According to research conducted by the World Trade Organization (WTO) and the Food and Agriculture Organization of the United Nations (FAO), the fertilizer crisis, which has been progressively worsening since 2021 and has caused prices to rise by 66% as a result of shortages, is projected to continue through 2023. 

A combination of pandemic-related supply chain concerns, Russia’s conflict in Ukraine, both significant exporters of agricultural products like fertilizers and the compounds required to create them, and rising inflation are to blame for the lack of essential agricultural material. Fertilizer is now considerably harder to find for farmers and much more expensive as a result of the market, Modern Farmer reports.

The project was undertaken by the two groups to draw attention to the need for greater fertilizer access to prevent a food crisis.

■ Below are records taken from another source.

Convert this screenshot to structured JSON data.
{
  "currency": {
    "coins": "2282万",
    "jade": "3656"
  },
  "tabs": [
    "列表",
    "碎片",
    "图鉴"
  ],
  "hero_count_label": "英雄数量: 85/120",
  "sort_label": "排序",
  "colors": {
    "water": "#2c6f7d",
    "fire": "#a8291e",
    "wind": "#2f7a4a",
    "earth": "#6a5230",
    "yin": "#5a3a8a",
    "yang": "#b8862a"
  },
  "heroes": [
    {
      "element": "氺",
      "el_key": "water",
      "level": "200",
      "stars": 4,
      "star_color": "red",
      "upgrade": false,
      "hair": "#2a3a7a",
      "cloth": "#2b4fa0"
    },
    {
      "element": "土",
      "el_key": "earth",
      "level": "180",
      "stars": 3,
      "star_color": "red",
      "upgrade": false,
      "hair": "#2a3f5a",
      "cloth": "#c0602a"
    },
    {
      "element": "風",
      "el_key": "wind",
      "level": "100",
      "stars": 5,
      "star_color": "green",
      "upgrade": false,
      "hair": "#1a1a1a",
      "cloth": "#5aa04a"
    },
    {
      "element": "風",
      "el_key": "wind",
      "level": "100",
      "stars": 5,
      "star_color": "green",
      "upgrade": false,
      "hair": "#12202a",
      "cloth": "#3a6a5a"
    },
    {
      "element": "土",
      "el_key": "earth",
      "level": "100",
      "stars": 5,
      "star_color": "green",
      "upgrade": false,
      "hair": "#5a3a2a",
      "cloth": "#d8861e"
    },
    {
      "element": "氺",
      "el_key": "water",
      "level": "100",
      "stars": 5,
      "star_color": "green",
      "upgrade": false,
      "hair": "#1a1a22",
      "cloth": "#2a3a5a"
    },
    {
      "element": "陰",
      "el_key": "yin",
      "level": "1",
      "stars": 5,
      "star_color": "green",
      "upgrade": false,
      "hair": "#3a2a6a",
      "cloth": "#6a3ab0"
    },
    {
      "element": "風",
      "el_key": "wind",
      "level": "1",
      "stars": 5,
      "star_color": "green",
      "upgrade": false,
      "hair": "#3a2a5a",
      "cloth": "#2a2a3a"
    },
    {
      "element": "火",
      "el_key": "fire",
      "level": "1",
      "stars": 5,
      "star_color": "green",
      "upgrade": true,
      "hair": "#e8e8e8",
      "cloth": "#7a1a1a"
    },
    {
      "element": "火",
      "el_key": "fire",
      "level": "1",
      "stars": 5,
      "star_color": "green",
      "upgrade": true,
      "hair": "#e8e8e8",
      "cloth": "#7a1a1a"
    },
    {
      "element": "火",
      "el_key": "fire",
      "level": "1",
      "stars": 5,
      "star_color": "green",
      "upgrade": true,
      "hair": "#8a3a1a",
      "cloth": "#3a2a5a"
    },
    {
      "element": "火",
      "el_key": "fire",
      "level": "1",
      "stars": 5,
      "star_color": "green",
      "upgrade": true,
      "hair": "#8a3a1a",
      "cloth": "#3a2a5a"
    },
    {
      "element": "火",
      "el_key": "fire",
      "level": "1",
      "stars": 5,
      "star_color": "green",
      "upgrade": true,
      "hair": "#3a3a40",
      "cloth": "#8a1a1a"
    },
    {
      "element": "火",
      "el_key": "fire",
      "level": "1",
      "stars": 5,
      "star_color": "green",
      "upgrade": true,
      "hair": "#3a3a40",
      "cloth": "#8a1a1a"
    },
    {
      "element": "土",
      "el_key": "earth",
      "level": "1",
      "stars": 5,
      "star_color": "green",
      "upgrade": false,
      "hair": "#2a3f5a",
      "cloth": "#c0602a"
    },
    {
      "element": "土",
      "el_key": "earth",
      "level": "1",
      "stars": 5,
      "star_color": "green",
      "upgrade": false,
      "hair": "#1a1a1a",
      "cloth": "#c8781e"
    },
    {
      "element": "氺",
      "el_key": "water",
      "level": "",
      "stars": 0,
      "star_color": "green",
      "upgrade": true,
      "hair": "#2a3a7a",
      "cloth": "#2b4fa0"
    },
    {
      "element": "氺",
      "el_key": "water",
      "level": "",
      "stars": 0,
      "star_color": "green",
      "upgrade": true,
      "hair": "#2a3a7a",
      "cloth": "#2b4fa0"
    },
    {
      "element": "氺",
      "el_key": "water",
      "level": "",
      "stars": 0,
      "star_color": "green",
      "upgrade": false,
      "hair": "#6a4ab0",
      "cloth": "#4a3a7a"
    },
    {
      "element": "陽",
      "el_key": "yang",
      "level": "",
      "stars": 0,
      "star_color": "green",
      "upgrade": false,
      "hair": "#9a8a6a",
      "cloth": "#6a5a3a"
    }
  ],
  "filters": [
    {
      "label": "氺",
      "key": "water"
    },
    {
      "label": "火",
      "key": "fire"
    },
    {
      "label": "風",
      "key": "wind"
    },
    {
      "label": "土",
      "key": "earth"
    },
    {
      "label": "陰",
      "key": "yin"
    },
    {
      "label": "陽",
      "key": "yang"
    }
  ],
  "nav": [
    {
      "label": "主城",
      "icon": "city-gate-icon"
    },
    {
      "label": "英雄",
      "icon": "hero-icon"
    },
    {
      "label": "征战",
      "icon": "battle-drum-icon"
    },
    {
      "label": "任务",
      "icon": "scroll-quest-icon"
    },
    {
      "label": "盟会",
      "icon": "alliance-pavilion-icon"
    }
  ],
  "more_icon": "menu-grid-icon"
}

According to research, the fertilizer shortage will last into the new year and have an effect on food security and agricultural productivity everywhere, but especially in places like Africa that largely rely on imported inputs.

In response, the groups made a number of strong suggestions to the G20 governments, an international body made up of 19 nations and the European Union, all of which were aimed at reducing problems with the food supply caused by the shortages.

The study examines policies that the WTO implemented between January 2021 and the middle of October 2022. During that period, 41% of the decisions made by organization members contained restrictive rules and were linked to fertilizer, underscoring the necessity of maintaining the open market.

Earlier this week, a press release confirmed the relaunch of operations of Lithuanian fertilizer manufacturer Lifosa, a subsidiary of the Swiss EuroChem Group AG.

“With the need to continue fertilizer supplies to key target markets in Europe and the Americas and the importance of Lifosa to Lithuania, we are pleased that we will be able to restart production in the short term,” Brikho noted.

The announcement further emphasized that removing restrictions on obtaining premium raw materials from EuroChem would allow Lifosa to once again meet the high cadmium limits imposed by the EU Commission.

The WTO and FAO study recommends “mobilizing foreign financial help” and putting in place instruments like “fertilizer contract swaps” to do this while reducing farmer expenses.

Avoiding price fluctuation is particularly essential since, according to the US Department of Agriculture, farmers spend between 35 and 36 percent of their budgets on fertilizer when growing staple crops like maize and wheat.

Moreover, the WTO and FAO guidelines also recommend spending money on technologies and methods that can reduce the need for fertilizer usage, such as enhancing overall soil fertility and adhering to sustainable agricultural practices that emphasize maintaining soil health.